Pero es precisamente ese éxito (con Goya incluido) lo que ahora le pasa factura y le hace caer en la trampa del ego. Se siente un director alabado, se mira el ombligo de cineasta experimentado y adopta la pose pretenciosa del estilo mira-qué-bonito-me-está-quedando-esto.
De esa forma, despliega en la pantalla su catálogo de habilidades cinematográficas sin ton ni son: ahora te edito una escena con un montaje rompedor, luego te filmo un triple monólogo salteado, después un movimiento de cámara con actor en plataforma, y remato con un número musical que es para tirar tomates. Y por si fuera poco, las apariciones de Raúl Arévalo imitando a Peter Sellers en El guateque (es para abandonar la sala al momento).

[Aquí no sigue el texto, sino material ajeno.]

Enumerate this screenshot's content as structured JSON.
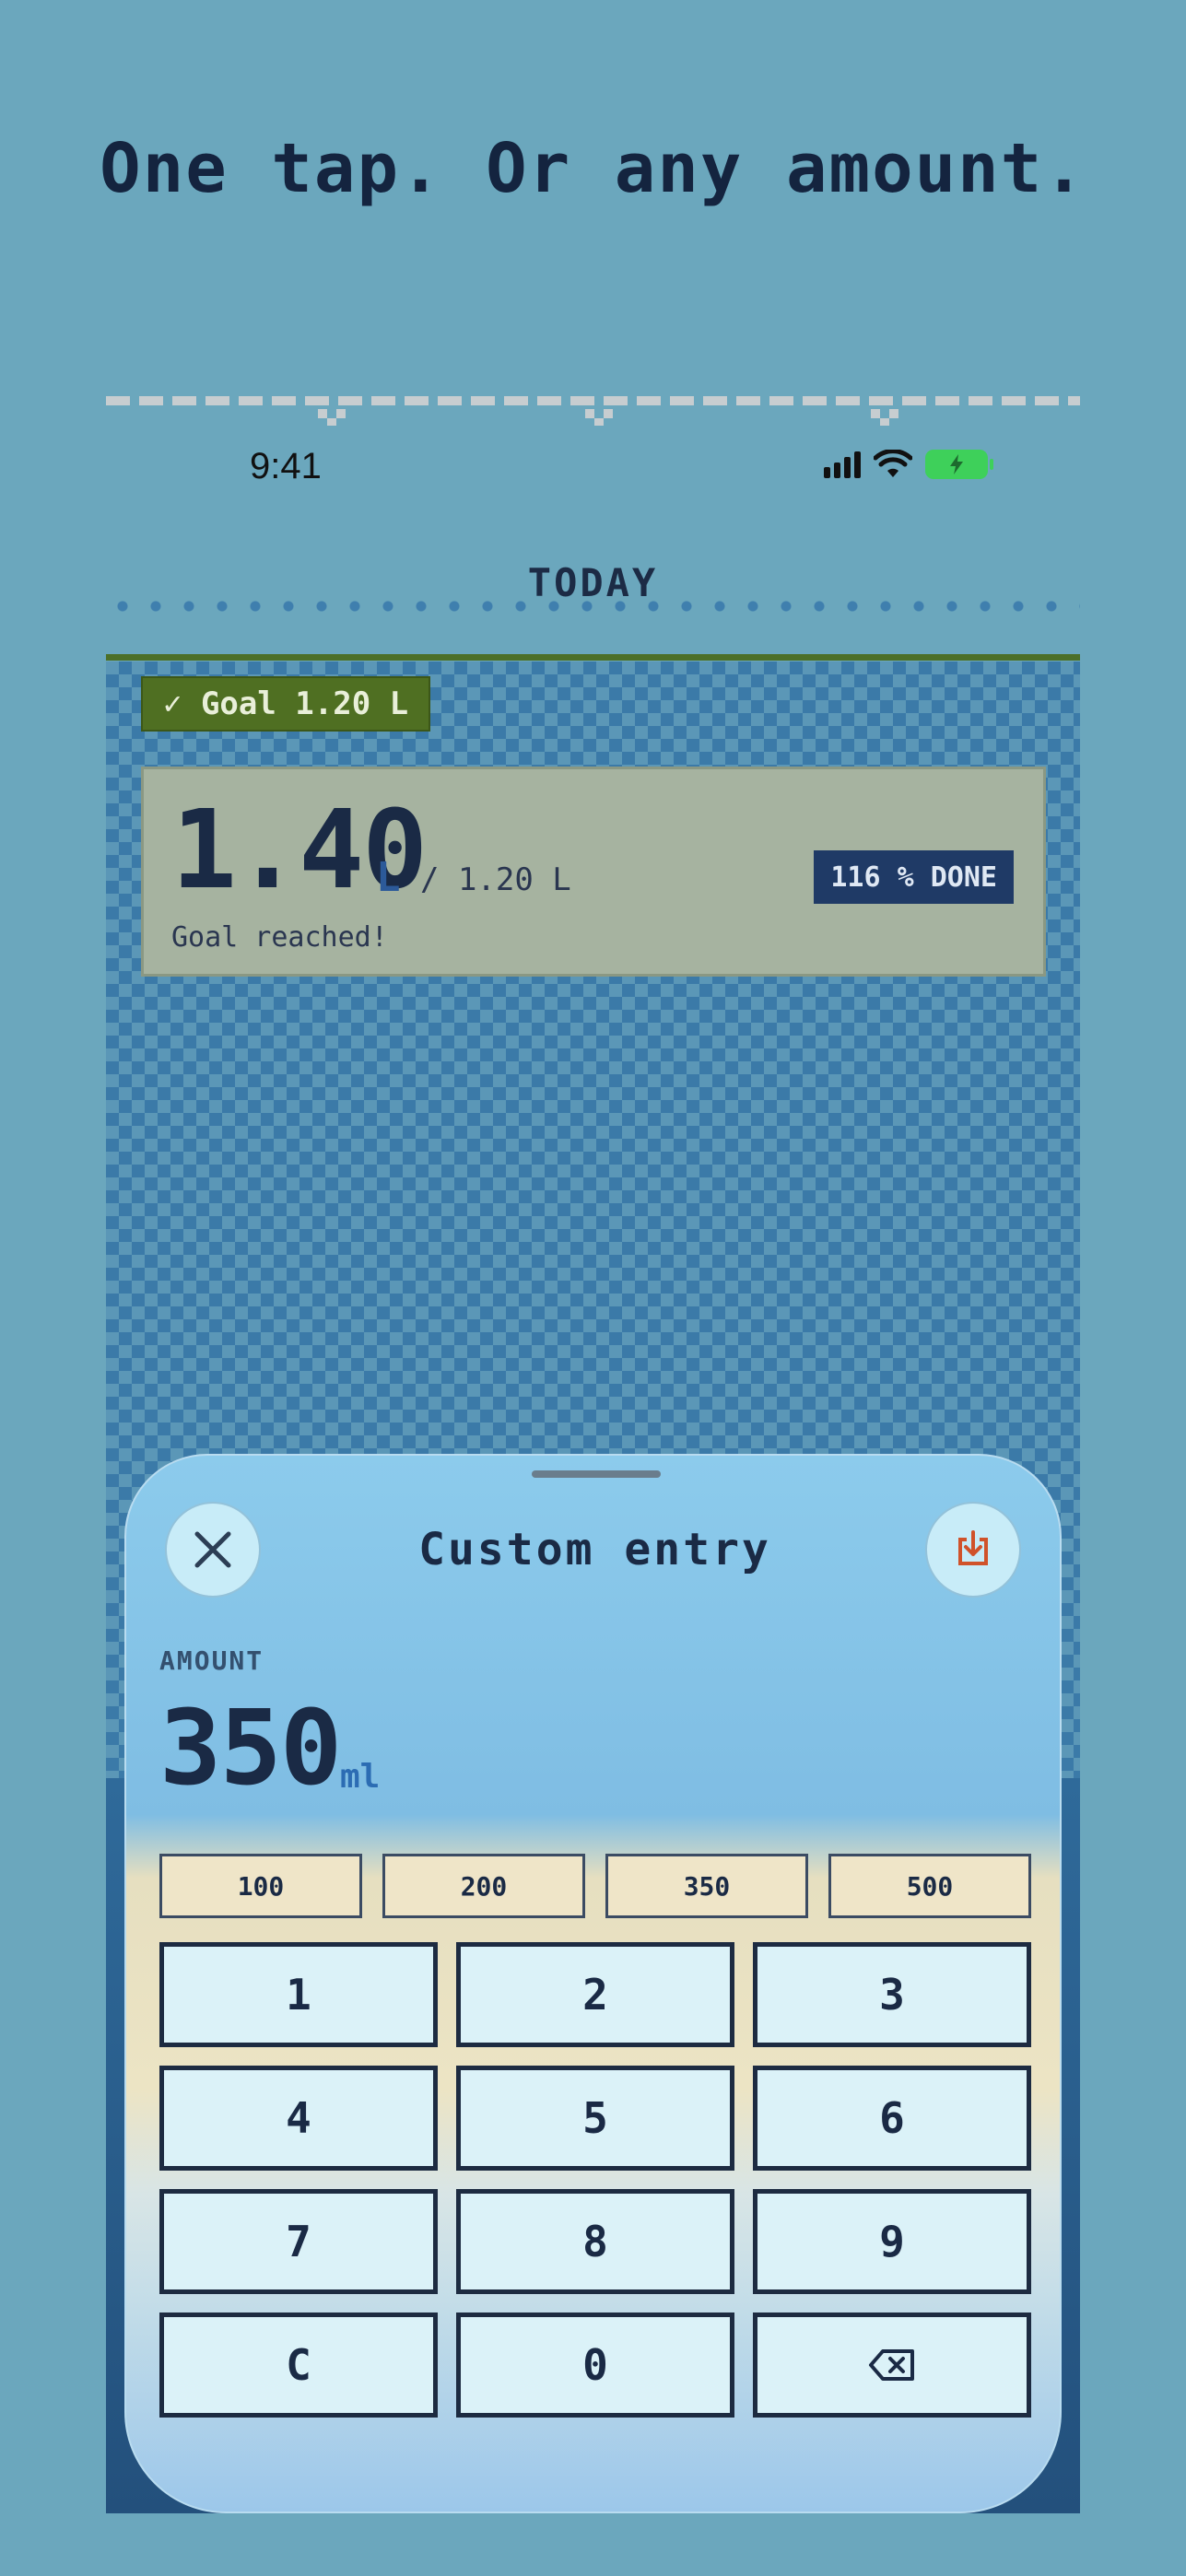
{
  "headline": "One tap. Or any amount.",
  "status": {
    "time": "9:41"
  },
  "screen_title": "TODAY",
  "goal_badge": "✓ Goal 1.20 L",
  "summary": {
    "total": "1.40",
    "unit": "L",
    "goal": "/ 1.20 L",
    "percent_badge": "116 % DONE",
    "status_text": "Goal reached!",
    "progress_percent": 116
  },
  "sheet": {
    "title": "Custom entry",
    "amount_label": "AMOUNT",
    "amount_value": "350",
    "amount_unit": "ml",
    "presets": [
      "100",
      "200",
      "350",
      "500"
    ],
    "keys": [
      "1",
      "2",
      "3",
      "4",
      "5",
      "6",
      "7",
      "8",
      "9",
      "C",
      "0"
    ]
  },
  "colors": {
    "background": "#6ba7bd",
    "goal_green": "#4f6f22",
    "done_badge": "#1f3a66",
    "battery": "#3ed05a",
    "save_icon": "#d0522a"
  },
  "icons": [
    "close-icon",
    "save-download-icon",
    "backspace-icon",
    "cellular-icon",
    "wifi-icon",
    "battery-charging-icon"
  ]
}
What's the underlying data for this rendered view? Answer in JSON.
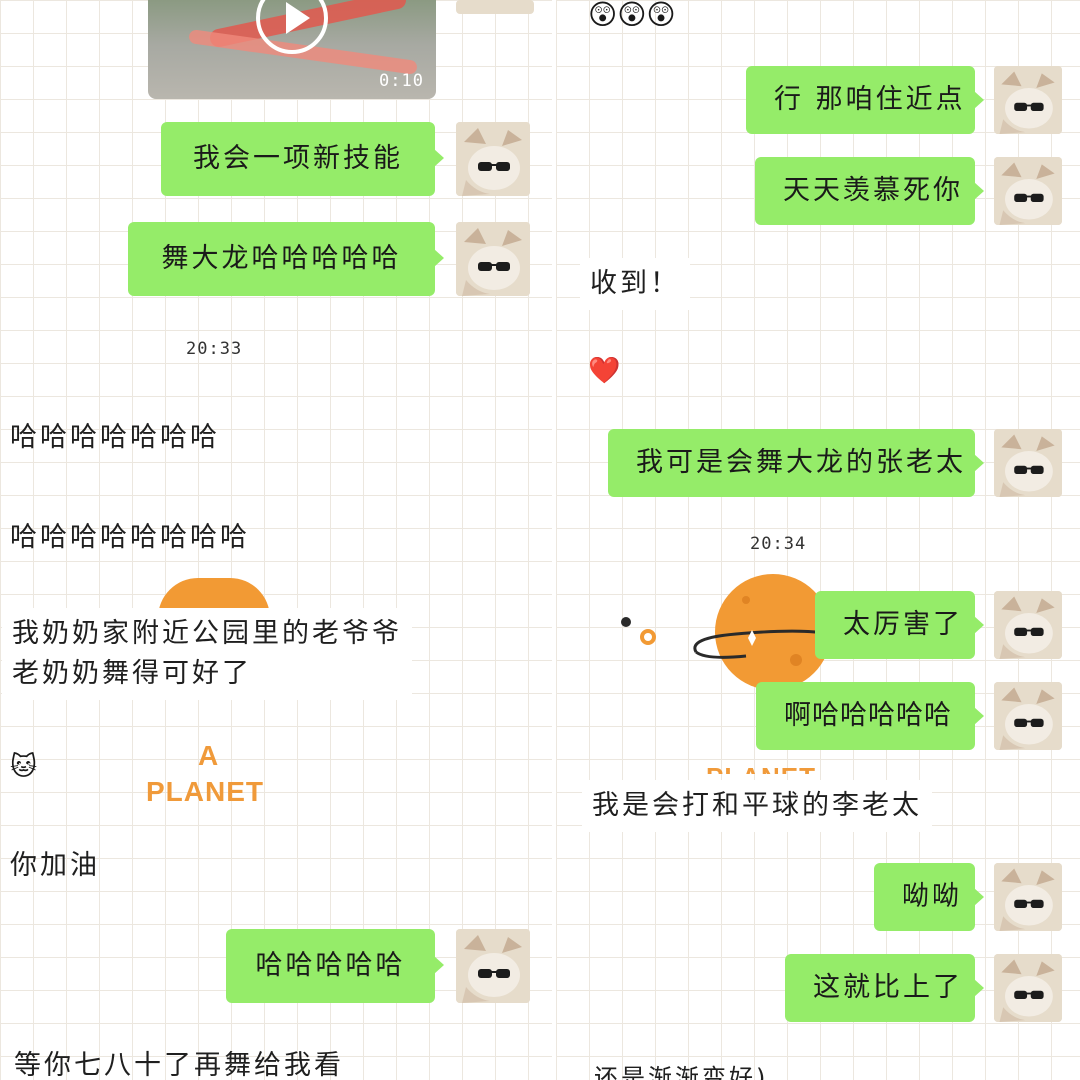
{
  "left": {
    "video_duration": "0:10",
    "messages": {
      "skill": "我会一项新技能",
      "dragon": "舞大龙哈哈哈哈哈",
      "time1": "20:33",
      "ha1": "哈哈哈哈哈哈哈",
      "ha2": "哈哈哈哈哈哈哈哈",
      "grandma1": "我奶奶家附近公园里的老爷爷",
      "grandma2": "老奶奶舞得可好了",
      "cheer": "你加油",
      "ha3": "哈哈哈哈哈",
      "wait": "等你七八十了再舞给我看"
    },
    "sticker": {
      "line1": "A",
      "line2": "PLANET"
    }
  },
  "right": {
    "messages": {
      "closer": "行 那咱住近点",
      "envy": "天天羡慕死你",
      "received": "收到！",
      "zhang": "我可是会舞大龙的张老太",
      "time2": "20:34",
      "amazing": "太厉害了",
      "aha": "啊哈哈哈哈哈",
      "li": "我是会打和平球的李老太",
      "yo": "呦呦",
      "compare": "这就比上了",
      "cut": "还是渐渐变好)"
    },
    "sticker_partial": "PLANET"
  },
  "icons": {
    "emoji_wow": "astonished-face-emoji",
    "emoji_heart": "red-heart-emoji",
    "emoji_cat": "cat-face-emoji"
  },
  "colors": {
    "sent_bubble": "#95ec69",
    "planet_orange": "#f29a34",
    "grid": "#ece7df"
  }
}
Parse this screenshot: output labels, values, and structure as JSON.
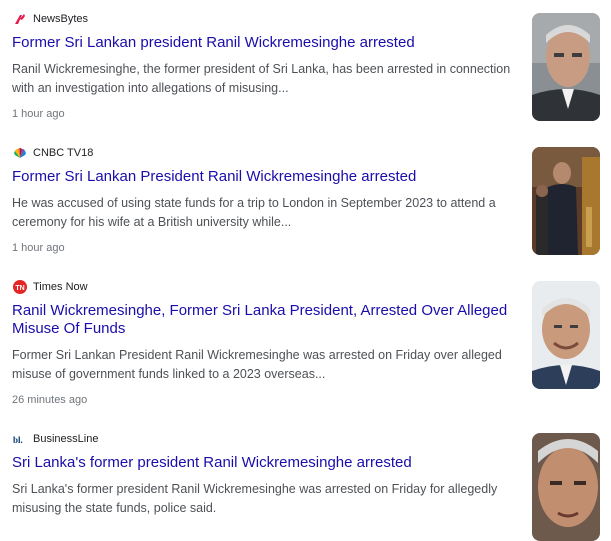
{
  "articles": [
    {
      "source": "NewsBytes",
      "source_icon": "newsbytes-logo-icon",
      "title": "Former Sri Lankan president Ranil Wickremesinghe arrested",
      "snippet": "Ranil Wickremesinghe, the former president of Sri Lanka, has been arrested in connection with an investigation into allegations of misusing...",
      "time": "1 hour ago",
      "thumbnail": "portrait-photo"
    },
    {
      "source": "CNBC TV18",
      "source_icon": "cnbc-peacock-logo-icon",
      "title": "Former Sri Lankan President Ranil Wickremesinghe arrested",
      "snippet": "He was accused of using state funds for a trip to London in September 2023 to attend a ceremony for his wife at a British university while...",
      "time": "1 hour ago",
      "thumbnail": "ceremony-photo"
    },
    {
      "source": "Times Now",
      "source_icon": "times-now-logo-icon",
      "title": "Ranil Wickremesinghe, Former Sri Lanka President, Arrested Over Alleged Misuse Of Funds",
      "snippet": "Former Sri Lankan President Ranil Wickremesinghe was arrested on Friday over alleged misuse of government funds linked to a 2023 overseas...",
      "time": "26 minutes ago",
      "thumbnail": "smiling-portrait-photo"
    },
    {
      "source": "BusinessLine",
      "source_icon": "businessline-logo-icon",
      "title": "Sri Lanka's former president Ranil Wickremesinghe arrested",
      "snippet": "Sri Lanka's former president Ranil Wickremesinghe was arrested on Friday for allegedly misusing the state funds, police said.",
      "time": "",
      "thumbnail": "closeup-portrait-photo"
    }
  ],
  "colors": {
    "title_link": "#1a0dab",
    "snippet": "#4d5156",
    "time": "#70757a"
  }
}
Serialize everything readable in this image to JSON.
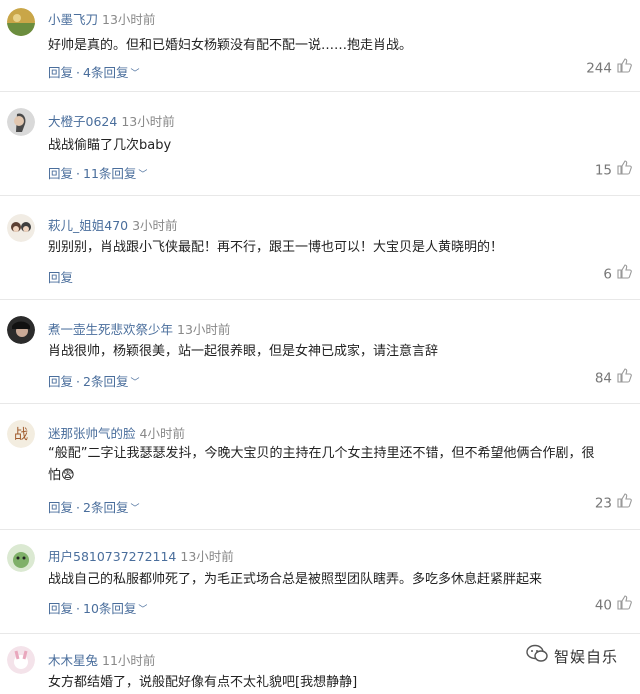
{
  "comments": [
    {
      "user": "小墨飞刀",
      "time": "13小时前",
      "text": [
        "好帅是真的。但和已婚妇女杨颖没有配不配一说……抱走肖战。"
      ],
      "reply_label": "回复",
      "replies": "4条回复",
      "likes": "244"
    },
    {
      "user": "大橙子0624",
      "time": "13小时前",
      "text": [
        "战战偷瞄了几次baby"
      ],
      "reply_label": "回复",
      "replies": "11条回复",
      "likes": "15"
    },
    {
      "user": "萩儿_姐姐470",
      "time": "3小时前",
      "text": [
        "别别别，肖战跟小飞侠最配！再不行，跟王一博也可以！大宝贝是人黄晓明的！"
      ],
      "reply_label": "回复",
      "replies": "",
      "likes": "6"
    },
    {
      "user": "煮一壶生死悲欢祭少年",
      "time": "13小时前",
      "text": [
        "肖战很帅，杨颖很美，站一起很养眼，但是女神已成家，请注意言辞"
      ],
      "reply_label": "回复",
      "replies": "2条回复",
      "likes": "84"
    },
    {
      "user": "迷那张帅气的脸",
      "time": "4小时前",
      "text": [
        "“般配”二字让我瑟瑟发抖，今晚大宝贝的主持在几个女主持里还不错，但不希望他俩合作剧，很",
        "怕😨"
      ],
      "reply_label": "回复",
      "replies": "2条回复",
      "likes": "23"
    },
    {
      "user": "用户5810737272114",
      "time": "13小时前",
      "text": [
        "战战自己的私服都帅死了，为毛正式场合总是被照型团队瞎弄。多吃多休息赶紧胖起来"
      ],
      "reply_label": "回复",
      "replies": "10条回复",
      "likes": "40"
    },
    {
      "user": "木木星兔",
      "time": "11小时前",
      "text": [
        "女方都结婚了，说般配好像有点不太礼貌吧[我想静静]"
      ],
      "reply_label": "",
      "replies": "",
      "likes": ""
    }
  ],
  "watermark": "智娱自乐",
  "colors": {
    "link": "#4a6e9c",
    "text": "#222222",
    "muted": "#888888",
    "divider": "#e8e8e8"
  }
}
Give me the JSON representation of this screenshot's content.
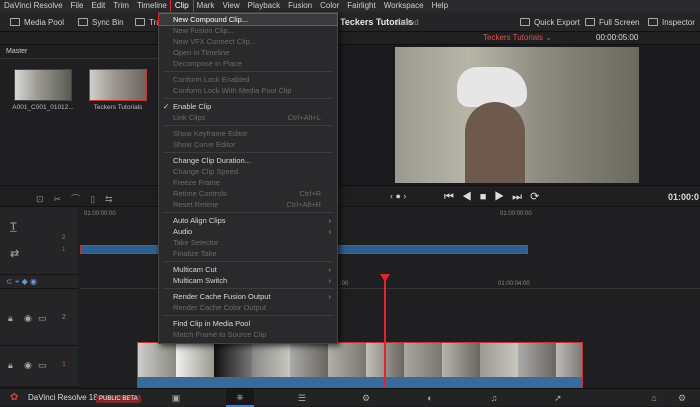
{
  "menubar": {
    "items": [
      "DaVinci Resolve",
      "File",
      "Edit",
      "Trim",
      "Timeline",
      "Clip",
      "Mark",
      "View",
      "Playback",
      "Fusion",
      "Color",
      "Fairlight",
      "Workspace",
      "Help"
    ],
    "active_index": 5
  },
  "toolbar": {
    "media_pool": "Media Pool",
    "sync_bin": "Sync Bin",
    "transitions_partial": "Tra",
    "project_title": "Teckers Tutorials",
    "edited": "Edited",
    "quick_export": "Quick Export",
    "full_screen": "Full Screen",
    "inspector": "Inspector"
  },
  "mediapool": {
    "bin": "Master",
    "clips": [
      {
        "label": "A001_C001_01012..."
      },
      {
        "label": "Teckers Tutorials"
      }
    ]
  },
  "viewer": {
    "timeline_name": "Teckers Tutorials",
    "timecode_top": "00:00:05:00",
    "timecode_main": "01:00:0"
  },
  "timeline": {
    "ruler_start": "01:00:00:00",
    "ruler_mid": "01:00:00:00",
    "ruler_b1": ":00",
    "ruler_b2": "01:00:04:00",
    "track_v2": "2",
    "track_v1": "1",
    "track_top2": "2",
    "track_top1": "1"
  },
  "clip_menu": {
    "items": [
      {
        "label": "New Compound Clip...",
        "enabled": true,
        "highlight": true
      },
      {
        "label": "New Fusion Clip...",
        "enabled": false
      },
      {
        "label": "New VFX Connect Clip...",
        "enabled": false
      },
      {
        "label": "Open in Timeline",
        "enabled": false
      },
      {
        "label": "Decompose in Place",
        "enabled": false
      },
      {
        "sep": true
      },
      {
        "label": "Conform Lock Enabled",
        "enabled": false
      },
      {
        "label": "Conform Lock With Media Pool Clip",
        "enabled": false
      },
      {
        "sep": true
      },
      {
        "label": "Enable Clip",
        "enabled": true,
        "checked": true
      },
      {
        "label": "Link Clips",
        "enabled": false,
        "shortcut": "Ctrl+Alt+L"
      },
      {
        "sep": true
      },
      {
        "label": "Show Keyframe Editor",
        "enabled": false
      },
      {
        "label": "Show Curve Editor",
        "enabled": false
      },
      {
        "sep": true
      },
      {
        "label": "Change Clip Duration...",
        "enabled": true
      },
      {
        "label": "Change Clip Speed",
        "enabled": false
      },
      {
        "label": "Freeze Frame",
        "enabled": false
      },
      {
        "label": "Retime Controls",
        "enabled": false,
        "shortcut": "Ctrl+R"
      },
      {
        "label": "Reset Retime",
        "enabled": false,
        "shortcut": "Ctrl+Alt+R"
      },
      {
        "sep": true
      },
      {
        "label": "Auto Align Clips",
        "enabled": true,
        "submenu": true
      },
      {
        "label": "Audio",
        "enabled": true,
        "submenu": true
      },
      {
        "label": "Take Selector",
        "enabled": false
      },
      {
        "label": "Finalize Take",
        "enabled": false
      },
      {
        "sep": true
      },
      {
        "label": "Multicam Cut",
        "enabled": true,
        "submenu": true
      },
      {
        "label": "Multicam Switch",
        "enabled": true,
        "submenu": true
      },
      {
        "sep": true
      },
      {
        "label": "Render Cache Fusion Output",
        "enabled": true,
        "submenu": true
      },
      {
        "label": "Render Cache Color Output",
        "enabled": false
      },
      {
        "sep": true
      },
      {
        "label": "Find Clip in Media Pool",
        "enabled": true
      },
      {
        "label": "Match Frame to Source Clip",
        "enabled": false
      }
    ]
  },
  "statusbar": {
    "app_name": "DaVinci Resolve 18",
    "badge": "PUBLIC BETA"
  },
  "colors": {
    "accent_red": "#e0262d",
    "clip_blue": "#2f5f8f"
  }
}
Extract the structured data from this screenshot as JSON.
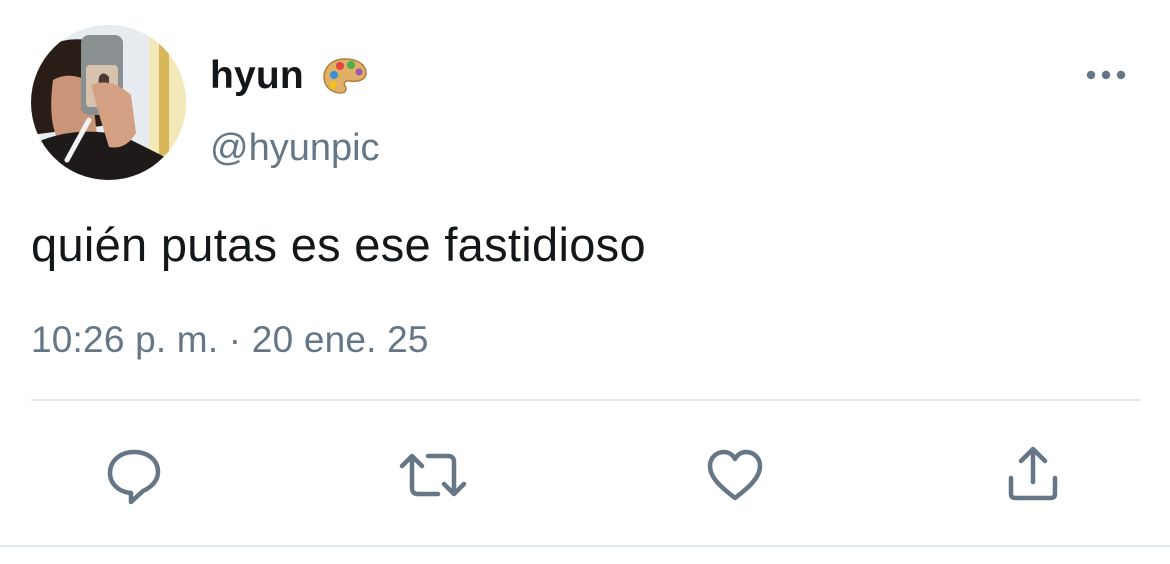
{
  "user": {
    "display_name": "hyun",
    "name_emoji": "artist-palette-emoji",
    "handle": "@hyunpic",
    "avatar": "user-avatar-photo"
  },
  "tweet": {
    "text": "quién putas es ese fastidioso",
    "timestamp": "10:26 p. m. · 20 ene. 25"
  },
  "icons": {
    "more": "more-options-icon",
    "reply": "reply-icon",
    "retweet": "retweet-icon",
    "like": "like-icon",
    "share": "share-icon"
  },
  "colors": {
    "text_primary": "#14171a",
    "text_secondary": "#657786",
    "icon": "#657786",
    "divider": "#e1e8ed",
    "background": "#ffffff"
  }
}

El resultado es una mezcla incoherente de secuencias deshilvanadas, una película sin homogeneidad y sin un estilo uniforme; no hay consistencia ni solidez en el conjunto, es todo un despropósito de sandeces visuales y escenas que no aportan nada (algunas de ellas recuerdan a esos pequeños momentos-chorra que Almodóvar suele introducir en sus historias como una pequeña gracia que podría haberse quedado en la mesa de montaje).
En cuanto a la intención principal, la creación de una tragicomedia, no funciona en ningún momento; las partes emotivas provocan bostezo, y las cómicas sonrojo y vergüenza ajena. Tan sólo destacar el estupendo arranque de la cinta, con un maravilloso homenaje a Siete novias para siete hermanos, y confieso que no puedo hablar del final de la historia; a la tercera o cuarta aparición de Arévalo/Sellers no aguanté más en la butaca, y a esas alturas (una hora de metraje) poco me importaba cómo acababa este irritante engendro.